How does this sound; using urine, the most abundant waste on earth, as the new fuel source? And, to catch two birds with one stone, it helps clean-up municipal wastewater at the same time. Urine-powered cars should be available in six months according to scientists from the Ohio University, who developed an electrolysis method to retrieve hydrogen from urine collected from livestock.
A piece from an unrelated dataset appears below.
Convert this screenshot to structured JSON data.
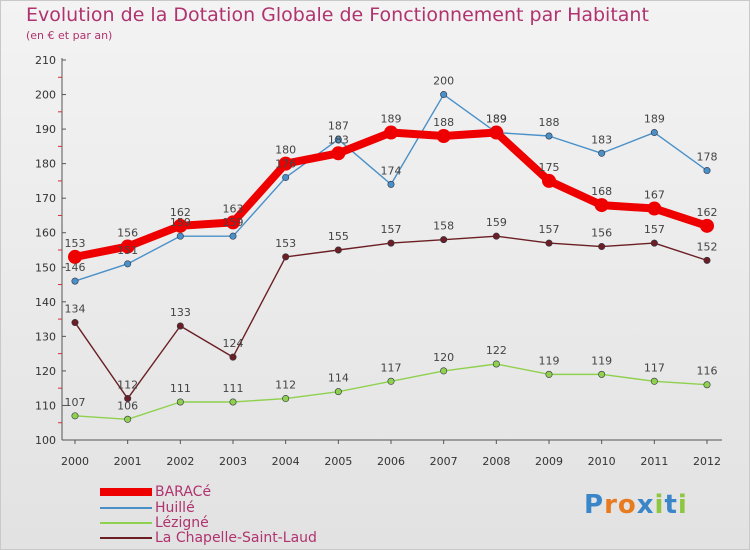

Hydrogen fuel cells are one the cleanest burning fuels ever developed. Hydrogen was, until now, taken out of water and then put into fuel cells as a gas that can power a vehicle. The only emission that is said to come out of this fuel cell powered vehicle is water vapor. Urine’s major constituent is urea, which incorporates four hydrogen atoms per molecule – importantly, less tightly bonded than the hydrogen atoms in water molecules. By placing a special nickel electrode into a pool of urine and applying an electrical current, hydrogen gas is released. Once the urea is removed from the waste pool, a farm is left with water that is significantly less polluted than it was, with irrigation as one possible use.
One of the hurdles facing this alternative fuel source is that hydrogen gas requires high pressure and low temperatures to be stored. It becomes somewhat easier to store when it’s binded back to oxygen to create water, but even then it still requires large amounts of electricity to be released. The Ohio University scientists who developed the urine technology found that attaching hydrogen to nitrogen in urine allowed it to be stored without the strict requirements of ordinary hydrogen, and allowed it to be released with less electricity (0.037 volts versus 1.23 volts needed for water). A fuel cell, urine-powered vehicle could theoretically travel 90 miles per gallon according to the Ohio scientists.
Some argue that hydrogen-fueled cars won’t offer a cost-effective way to reduce automotive air pollution or reduce
emissions of climate-changing carbon dioxide gas for at least several decades. Environmental scientist David Keith is one of them. He doesn’t oppose the use of hydrogen fuel cells but argues saying it makes far more sense to first use this fuel in ships, trains and large trucks rather than cars. Such uses could achieve large reductions in air pollution without the need for the extensive hydrogen distribution infrastructure which would be required for refueling automobiles. Such an infrastructure is very expensive (approx $5.000 per vehicle or more), according to the researchers’ work. Also around 10-20% of the hydrogen would escape into the atmosphere. He says that if hydrogen fuel cells replaced all of today’s oil and gas-based combustion technologies, such losses would double or even triple the total hydrogen deposited into the atmosphere at the Earth’s surface.
Other researchers say that the use of hydrogen on large scale would oxidize when reaching the stratosphere, which would cool the stratosphere and create more clouds and, in effect, making the holes in the ozone layer larger and longer lasting. However it is not yet known on what scale this process will take place and there is also uncertainty how soil absorbs hydrogen from the atmosphere. The bottom line is that hydrogen could still be considered the far better option when it comes to competing with the toxic elements that are released into the air with gasoline burning cars. It might have its downsides but weighed against all the positives, they don’t seem to stand a chance.
It seems like we have a winner here.